C’est ainsi que cinq vaches de race Canadienne ont pris la route du CRSAD, dont trois étaient gestantes. Une a donné naissance à une génisse appelée Victorine. Une vache a donné naissance à un couple de jumeaux et la troisième vache doit mettre bas bientôt.

« Ce qui nous a motivé, ce n’est certainement pas sa rentabilité évidente ou sa productivité, ou le fait qu’elle puisse remplacer la Holstein dans les troupeaux laitiers canadiens, dit Rachel Gervais. Ce n’est vraiment pas ça l’objectif. Ce que l’on veut, c’est préserver ses caractères distincts. On pense qu’elle a quelque chose à donner au secteur laitier, mais il faut bien l’identifier, bien le cerner pour mieux le valoriser. »

Ils souhaitent donc aider la Canadienne à trouver son créneau à elle. Pour cela, ils vont identifier ses caractères uniques. Rachel Gervais ajoute que trop de données à propos de la Canadienne proviennent du folklore et non pas de données scientifiques. Ils sont peut-être réels, mais il faut les identifier avec rigueur.

« On montre aussi qu’on s’intéresse à toute la filière, pas juste à la très grande entreprise, explique Julien Chamberland. Avec la Canadienne, on peut proposer un projet qui s’adresse plus aux producteurs transformateurs. Travailler à plus petite échelle, trouver d’autres modèles de rentabilité au sein de l’industrie. »

Projet de recherche

Comme projet de recherche, avec seulement cinq animaux, ils étaient limités dans ce qu’ils pouvaient faire. En évaluant le potentiel de la Canadienne, ils se sont dit que son avenir était probablement dans les circuits courts.

Ils ont donc pensé faire un premier projet en alimentation qui permettrait à la fois de valoriser un déchet de la fabrication de fromage par les petites fromageries en aidant la rentabilité de l’élevage de vaches de race Canadienne.

Les grandes fromageries ont les équipements pour valoriser le lactosérum, mais pas les petites fromageries pour qui il s’agit d’un déchet. Or, le lactosérum a le potentiel de remplacer une partie du maïs et du tourteau de soya dans la ration des vaches laitières.

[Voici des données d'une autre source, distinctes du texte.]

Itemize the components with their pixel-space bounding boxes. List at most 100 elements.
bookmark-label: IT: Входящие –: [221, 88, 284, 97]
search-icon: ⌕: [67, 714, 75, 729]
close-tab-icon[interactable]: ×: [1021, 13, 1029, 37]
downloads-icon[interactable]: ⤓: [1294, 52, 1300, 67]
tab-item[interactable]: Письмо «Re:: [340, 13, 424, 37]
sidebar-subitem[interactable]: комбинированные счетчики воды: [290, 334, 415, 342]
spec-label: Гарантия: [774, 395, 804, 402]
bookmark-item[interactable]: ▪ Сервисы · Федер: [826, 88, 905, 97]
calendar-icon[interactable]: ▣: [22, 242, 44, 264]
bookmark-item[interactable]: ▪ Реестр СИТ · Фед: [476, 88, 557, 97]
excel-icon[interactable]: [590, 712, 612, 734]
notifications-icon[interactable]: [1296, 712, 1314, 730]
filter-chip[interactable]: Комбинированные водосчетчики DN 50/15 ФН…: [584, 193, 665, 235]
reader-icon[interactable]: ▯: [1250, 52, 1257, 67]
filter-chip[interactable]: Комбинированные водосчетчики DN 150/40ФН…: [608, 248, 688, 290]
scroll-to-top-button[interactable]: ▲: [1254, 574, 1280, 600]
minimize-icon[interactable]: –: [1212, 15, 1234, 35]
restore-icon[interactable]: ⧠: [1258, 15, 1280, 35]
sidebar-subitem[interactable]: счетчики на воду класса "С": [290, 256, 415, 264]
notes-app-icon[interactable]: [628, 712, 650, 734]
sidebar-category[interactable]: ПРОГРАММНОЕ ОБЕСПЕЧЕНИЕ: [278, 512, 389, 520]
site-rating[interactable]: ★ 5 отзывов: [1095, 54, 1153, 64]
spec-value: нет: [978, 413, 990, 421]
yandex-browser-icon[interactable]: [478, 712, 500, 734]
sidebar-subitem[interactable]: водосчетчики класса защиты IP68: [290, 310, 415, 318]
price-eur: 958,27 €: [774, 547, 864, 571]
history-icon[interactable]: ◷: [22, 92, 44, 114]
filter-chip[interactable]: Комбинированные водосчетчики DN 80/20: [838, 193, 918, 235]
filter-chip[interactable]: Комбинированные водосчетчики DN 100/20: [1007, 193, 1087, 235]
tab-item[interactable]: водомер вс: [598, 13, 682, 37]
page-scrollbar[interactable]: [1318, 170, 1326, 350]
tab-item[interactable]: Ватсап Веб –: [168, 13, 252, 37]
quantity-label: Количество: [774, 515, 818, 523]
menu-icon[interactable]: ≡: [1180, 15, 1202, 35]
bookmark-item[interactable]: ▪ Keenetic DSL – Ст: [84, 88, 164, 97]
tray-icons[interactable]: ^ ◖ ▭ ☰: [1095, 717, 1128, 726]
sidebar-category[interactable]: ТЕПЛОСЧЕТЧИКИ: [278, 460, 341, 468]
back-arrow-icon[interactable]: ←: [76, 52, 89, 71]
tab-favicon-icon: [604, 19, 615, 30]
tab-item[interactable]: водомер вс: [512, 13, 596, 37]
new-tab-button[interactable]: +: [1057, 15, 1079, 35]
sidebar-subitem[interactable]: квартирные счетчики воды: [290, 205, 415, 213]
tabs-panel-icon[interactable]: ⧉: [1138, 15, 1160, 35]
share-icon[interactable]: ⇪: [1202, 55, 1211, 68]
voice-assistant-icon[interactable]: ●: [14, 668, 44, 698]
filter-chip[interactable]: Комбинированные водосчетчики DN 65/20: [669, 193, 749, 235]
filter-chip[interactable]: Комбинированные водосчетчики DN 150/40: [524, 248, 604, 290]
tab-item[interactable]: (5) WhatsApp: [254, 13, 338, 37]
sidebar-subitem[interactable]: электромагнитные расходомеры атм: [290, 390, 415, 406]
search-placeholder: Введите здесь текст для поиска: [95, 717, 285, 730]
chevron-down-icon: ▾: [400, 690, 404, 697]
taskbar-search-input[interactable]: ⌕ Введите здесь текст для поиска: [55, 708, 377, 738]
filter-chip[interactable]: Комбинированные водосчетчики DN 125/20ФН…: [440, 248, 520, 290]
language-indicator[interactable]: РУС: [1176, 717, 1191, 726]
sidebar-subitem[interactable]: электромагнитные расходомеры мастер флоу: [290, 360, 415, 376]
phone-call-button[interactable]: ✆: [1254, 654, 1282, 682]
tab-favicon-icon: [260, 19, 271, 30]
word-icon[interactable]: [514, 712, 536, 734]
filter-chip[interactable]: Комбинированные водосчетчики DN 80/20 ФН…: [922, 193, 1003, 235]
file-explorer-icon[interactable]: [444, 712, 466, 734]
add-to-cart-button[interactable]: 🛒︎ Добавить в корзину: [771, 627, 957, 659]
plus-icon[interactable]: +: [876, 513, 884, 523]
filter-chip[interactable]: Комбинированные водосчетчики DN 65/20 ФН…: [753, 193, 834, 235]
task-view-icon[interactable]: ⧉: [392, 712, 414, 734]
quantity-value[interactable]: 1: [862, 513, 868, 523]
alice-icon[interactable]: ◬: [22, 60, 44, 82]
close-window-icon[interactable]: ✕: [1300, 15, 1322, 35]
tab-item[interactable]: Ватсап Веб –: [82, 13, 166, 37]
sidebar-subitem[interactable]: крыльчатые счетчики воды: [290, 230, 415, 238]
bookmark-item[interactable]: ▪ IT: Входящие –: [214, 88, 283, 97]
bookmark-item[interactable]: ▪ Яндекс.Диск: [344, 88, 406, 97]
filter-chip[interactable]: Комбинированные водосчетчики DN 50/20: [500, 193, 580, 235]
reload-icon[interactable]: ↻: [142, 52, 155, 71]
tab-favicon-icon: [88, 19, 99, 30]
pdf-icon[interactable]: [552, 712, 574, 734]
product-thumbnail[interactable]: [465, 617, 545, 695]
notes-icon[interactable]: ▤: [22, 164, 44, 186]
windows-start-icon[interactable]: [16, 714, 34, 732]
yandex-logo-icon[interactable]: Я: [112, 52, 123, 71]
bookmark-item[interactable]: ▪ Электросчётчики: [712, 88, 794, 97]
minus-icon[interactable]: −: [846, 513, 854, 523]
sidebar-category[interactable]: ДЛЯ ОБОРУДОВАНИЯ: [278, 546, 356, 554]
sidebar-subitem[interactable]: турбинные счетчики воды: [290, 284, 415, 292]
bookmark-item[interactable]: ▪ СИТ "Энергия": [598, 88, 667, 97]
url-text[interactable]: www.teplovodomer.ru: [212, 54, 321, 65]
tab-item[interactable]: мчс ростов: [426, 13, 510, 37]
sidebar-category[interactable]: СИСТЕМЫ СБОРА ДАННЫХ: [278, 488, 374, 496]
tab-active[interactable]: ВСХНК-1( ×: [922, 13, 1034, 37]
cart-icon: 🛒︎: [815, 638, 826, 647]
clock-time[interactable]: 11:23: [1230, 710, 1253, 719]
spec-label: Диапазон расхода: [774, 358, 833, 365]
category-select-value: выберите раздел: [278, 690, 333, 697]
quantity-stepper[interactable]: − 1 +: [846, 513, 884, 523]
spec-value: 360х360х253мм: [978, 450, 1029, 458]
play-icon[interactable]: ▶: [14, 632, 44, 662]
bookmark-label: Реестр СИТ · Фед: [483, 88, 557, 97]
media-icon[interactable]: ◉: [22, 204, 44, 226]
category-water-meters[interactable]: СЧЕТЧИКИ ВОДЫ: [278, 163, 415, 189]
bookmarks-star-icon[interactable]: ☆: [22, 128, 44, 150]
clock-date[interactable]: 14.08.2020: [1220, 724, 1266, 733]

« Nous, on a fait d’autres projets qui nous ont montré que le lactose, ça peut être une bonne source d’énergie pour la vache laitière et dans ce contexte-là, on s’est dit, si on a un circuit court, on pourrait le récupérer et le réutiliser », raconte Rachel Gervais.

Étant donné le très petit troupeau laitier, les chercheurs ont décidé que chaque vache deviendrait son propre témoin. Quatre vaches ont été mis à l’essai. Il y a un groupe témoin et un groupe en test. Chaque vache reçoit soit une ration témoin sans lactosérum, soit une ration avec lactosérum. Puis, l’autre ration. Un groupe de quatre vaches Holstein suivent le même protocole.

Plusieurs paramètres sont étudiés, comme la fermentation ruminale, la prise alimentaire, la production laitière et l’effet sur les composantes du lait.

Julien Chamberland explique aussi que des fromages au lait cru sont fabriqués. « Déjà, à la fin de la fabrication, le lendemain matin, lorsqu’on les démoule [les fromages], il y a une différence entre la Canadienne et la Holstein, dit Julien Chamberland. On l’aime déjà plus. Il y a peut-être un gros biais dans ce que je vous dis, mais on aime déjà plus le fromage de Canadienne au premier jour d’entreposage. »

Il note une différence dans la texture et les arômes. Selon lui, le lait de vache Canadienne est plus propice à la fabrication de fromage.

« On dirait que les vaches ont été sélectionnées pour faire des bons fromages », dit le chercheur qui se dit aussi très enthousiaste de travailler avec cette race laitière.

Lors de l’entrevue avec ces deux chercheurs, on sent très bien leur enthousiasme envers cette vache patrimoniale.

« Notre réelle ambition, c’est d’inciter des producteurs et des transformateurs de s’intéresser davantage à la Canadienne, à en accueillir un peu plus dans les troupeaux, pour favoriser sa pérennité à plus long terme », explique Julien Chamberland.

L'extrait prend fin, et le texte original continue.